The following examples show how to pull the training-nv-pytorch image using Docker.

Note

To use the training-nv-pytorch image in ACS, you can select it from the Artifacts page in the console when you create a workload, or specify the image reference in a YAML file.

1. Select an image

docker pull egslingjun-registry.cn-wulanchabu.cr.aliyuncs.com/egslingjun/training-nv-pytorch:[tag]
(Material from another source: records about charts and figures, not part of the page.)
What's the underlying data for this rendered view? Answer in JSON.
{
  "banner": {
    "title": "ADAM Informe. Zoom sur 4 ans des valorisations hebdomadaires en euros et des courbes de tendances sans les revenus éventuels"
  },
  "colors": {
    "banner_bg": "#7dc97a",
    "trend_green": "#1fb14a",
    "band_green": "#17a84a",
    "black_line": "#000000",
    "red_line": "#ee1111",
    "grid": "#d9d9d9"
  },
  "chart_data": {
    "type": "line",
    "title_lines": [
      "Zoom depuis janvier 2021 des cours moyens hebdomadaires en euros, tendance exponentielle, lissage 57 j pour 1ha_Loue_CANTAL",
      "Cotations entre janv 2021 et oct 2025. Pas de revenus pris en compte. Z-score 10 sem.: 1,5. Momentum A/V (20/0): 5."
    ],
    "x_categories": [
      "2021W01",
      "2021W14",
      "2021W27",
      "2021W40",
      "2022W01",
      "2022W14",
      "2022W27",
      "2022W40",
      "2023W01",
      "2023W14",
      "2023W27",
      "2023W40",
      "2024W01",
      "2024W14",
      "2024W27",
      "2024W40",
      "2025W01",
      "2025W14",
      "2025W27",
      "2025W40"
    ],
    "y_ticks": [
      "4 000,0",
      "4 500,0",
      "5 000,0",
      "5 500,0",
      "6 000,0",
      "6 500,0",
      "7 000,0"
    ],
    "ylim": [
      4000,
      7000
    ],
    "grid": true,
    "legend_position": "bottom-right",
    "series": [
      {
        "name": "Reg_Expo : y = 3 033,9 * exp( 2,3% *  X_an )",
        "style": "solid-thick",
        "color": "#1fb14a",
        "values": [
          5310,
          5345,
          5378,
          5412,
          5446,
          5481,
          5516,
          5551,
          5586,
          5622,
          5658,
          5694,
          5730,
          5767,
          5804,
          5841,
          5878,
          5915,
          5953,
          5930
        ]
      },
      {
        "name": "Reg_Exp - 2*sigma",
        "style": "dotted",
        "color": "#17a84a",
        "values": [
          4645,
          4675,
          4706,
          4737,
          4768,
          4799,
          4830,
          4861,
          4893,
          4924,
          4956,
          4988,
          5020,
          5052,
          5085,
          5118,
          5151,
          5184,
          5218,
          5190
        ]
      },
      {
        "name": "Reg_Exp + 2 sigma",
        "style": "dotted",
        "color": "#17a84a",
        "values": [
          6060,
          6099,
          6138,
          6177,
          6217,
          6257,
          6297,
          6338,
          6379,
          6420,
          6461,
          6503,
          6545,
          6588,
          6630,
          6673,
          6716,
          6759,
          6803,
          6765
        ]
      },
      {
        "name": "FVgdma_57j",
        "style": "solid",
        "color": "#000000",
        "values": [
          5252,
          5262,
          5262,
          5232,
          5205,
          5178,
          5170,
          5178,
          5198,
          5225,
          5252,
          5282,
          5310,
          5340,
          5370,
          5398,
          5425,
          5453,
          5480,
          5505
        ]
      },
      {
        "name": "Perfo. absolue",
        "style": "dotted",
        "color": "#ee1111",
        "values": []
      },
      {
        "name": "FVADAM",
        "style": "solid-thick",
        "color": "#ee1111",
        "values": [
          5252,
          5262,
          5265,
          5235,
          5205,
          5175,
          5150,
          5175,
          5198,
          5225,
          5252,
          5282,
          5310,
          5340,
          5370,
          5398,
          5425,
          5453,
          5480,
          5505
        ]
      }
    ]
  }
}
2. Call the API to enable the compiler and recomputation for GPU memory optimization

  • Enable compilation optimization

    Use the transformers Trainer API:

    image.png

  • Enable recomputation for GPU memory optimization

    export CHECKPOINT_OPTIMIZATION=true

3. Start the container

The image includes a built-in model training tool named ljperf. The following steps show how to use this tool to start a container and run a training job.

LLM class

# Start and enter the container
docker run --rm -it --ipc=host --net=host  --privileged egslingjun-registry.cn-wulanchabu.cr.aliyuncs.com/egslingjun/training-nv-pytorch:[tag]

# Run the training demo
ljperf benchmark --model deepspeed/llama3-8b 

4. Recommendations

  • The changes in the image involve libraries such as PyTorch and DeepSpeed. Do not reinstall them.

  • Leave `zero_optimization.stage3_prefetch_bucket_size` in the DeepSpeed configuration empty or set it to `auto`.

  • The built-in environment variable NCCL_SOCKET_IFNAME in this image must be dynamically adjusted based on the scenario:

    • When a single pod requests 1, 2, 4, or 8 cards for a training or inference task, set NCCL_SOCKET_IFNAME=eth0. This is the default configuration in this image.

    • When a single pod requests all 16 cards on a machine for a training or inference task, you can use the High-Performance Network (HPN). Set NCCL_SOCKET_IFNAME=hpn0.

Known issues

Compiling fa3 directly on the CUDA 13.0.2 image causes an error. This is a known community issue.